GAZA CITY, Gaza Strip (AP) — An Israeli airstrike on a car near a crowded park in downtown Gaza City killed two militants on Thursday, the second missile strike this week after a period of relative calm.
Similar flare-ups have in the past escalated into a wider confrontations between Israel and Hamas-ruled Gaza. After Thursday's strike, Israel's military alleged the two men in the car had planned to infiltrate to attack soldiers and civilians, but provided no details.
It said one of the militants had been involved in a suicide bombing in Israel five years ago that killed three civilians. Hamas identified the second man as the nephew of the first and a member of the group's military wing.
The missile set off an explosion that turned the car into a ball of fire. Onlookers arriving moments later saw the body of a man sprawled near the vehicle with much of his head missing. A dismembered leg and hand of a second person lay on the ground nearby.
Five bystanders were wounded, said Adham Abu Salima, a Gaza Health Ministry official.
Gaza militant group the Al Aqsa Martyrs' Brigades threatened "tough and painful revenge" for the killing of a senior member.
Hours later, a number of rockets landed in southern Israel. No casualties were reported.

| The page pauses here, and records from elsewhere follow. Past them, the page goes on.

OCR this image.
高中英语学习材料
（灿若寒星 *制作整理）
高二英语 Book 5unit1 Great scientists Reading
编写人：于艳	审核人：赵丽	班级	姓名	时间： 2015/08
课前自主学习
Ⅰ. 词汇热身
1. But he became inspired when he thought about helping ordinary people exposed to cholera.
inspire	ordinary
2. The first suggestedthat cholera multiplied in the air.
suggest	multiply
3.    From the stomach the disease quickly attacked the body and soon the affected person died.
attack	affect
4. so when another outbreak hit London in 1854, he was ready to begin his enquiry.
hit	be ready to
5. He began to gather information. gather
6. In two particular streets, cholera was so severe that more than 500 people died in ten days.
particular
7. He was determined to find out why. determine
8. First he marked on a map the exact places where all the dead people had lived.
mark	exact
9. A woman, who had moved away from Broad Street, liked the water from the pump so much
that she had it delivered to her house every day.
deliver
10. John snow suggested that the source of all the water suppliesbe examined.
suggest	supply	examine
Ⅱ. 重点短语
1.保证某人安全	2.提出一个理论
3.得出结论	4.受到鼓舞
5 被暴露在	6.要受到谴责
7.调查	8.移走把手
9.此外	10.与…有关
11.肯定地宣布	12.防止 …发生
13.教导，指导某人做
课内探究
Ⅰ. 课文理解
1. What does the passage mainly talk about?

Ihab Ghussein, spokesman for the Gaza Interior Ministry, said the airstrike was "an unjustified crime committed in a populated area and is part of a recent escalation against the Gaza Strip."
Israel repeatedly has targeted suspected militants in missile strikes, including an attack early Wednesday that killed one and wounded two.
In another source of friction, Jerusalem municipal officials said they will shut down a damaged walkway to a contested shrine at the heart of the Israeli-Palestinian conflict, a move that could touch off new violence between Muslims and Jews in the volatile holy city.
The municipality said the wooden walkway leading to one of the hilltop site's gates — built as a temporary structure after a centuries-old ramp was damaged in a 2004 snowstorm — is a fire hazard, structurally unsound and must be replaced.
Any work in the area around the Old City compound known to Jews as the Temple Mount and to Muslims as the Noble Sanctuary draws fierce condemnation and sometimes violence from Palestinians, many of whom suspect Israel wants to harm Muslim shrines.
In a letter released Thursday, Jerusalem city engineer Shlomo Eshkol informed authorities of his plan to block access to the walkway to all but security forces. The shutdown could take place immediately after a one-week public comment period.
Israeli Prime Minister Benjamin Netanyahu halted a plan to demolish the walkway last month, fearing a backlash. A spokesman for Netanyahu had no comment on the municipality's decision.
Yusuf Natsheh, director of the Muslim clerical body known as the Waqf that runs the complex, said the Waqf was not consulted about the plans. He called it a "disastrous" policy liable to touch off protests.
"This is a very sensitive issue," he said. "It is so close to the mosque, and Palestinians, Arabs, Muslims ... all over the world will be unhappy." They think Israelis are "eradicating their historic road, they are eradicating their heritage" under the guise of security concerns, he said.
Nearly five years ago, hundreds of Israeli police fired stun grenades and tear gas to disperse thousands of Muslim worshippers who hurled stones, bottles and trash in outrage over Israeli repair work in the area.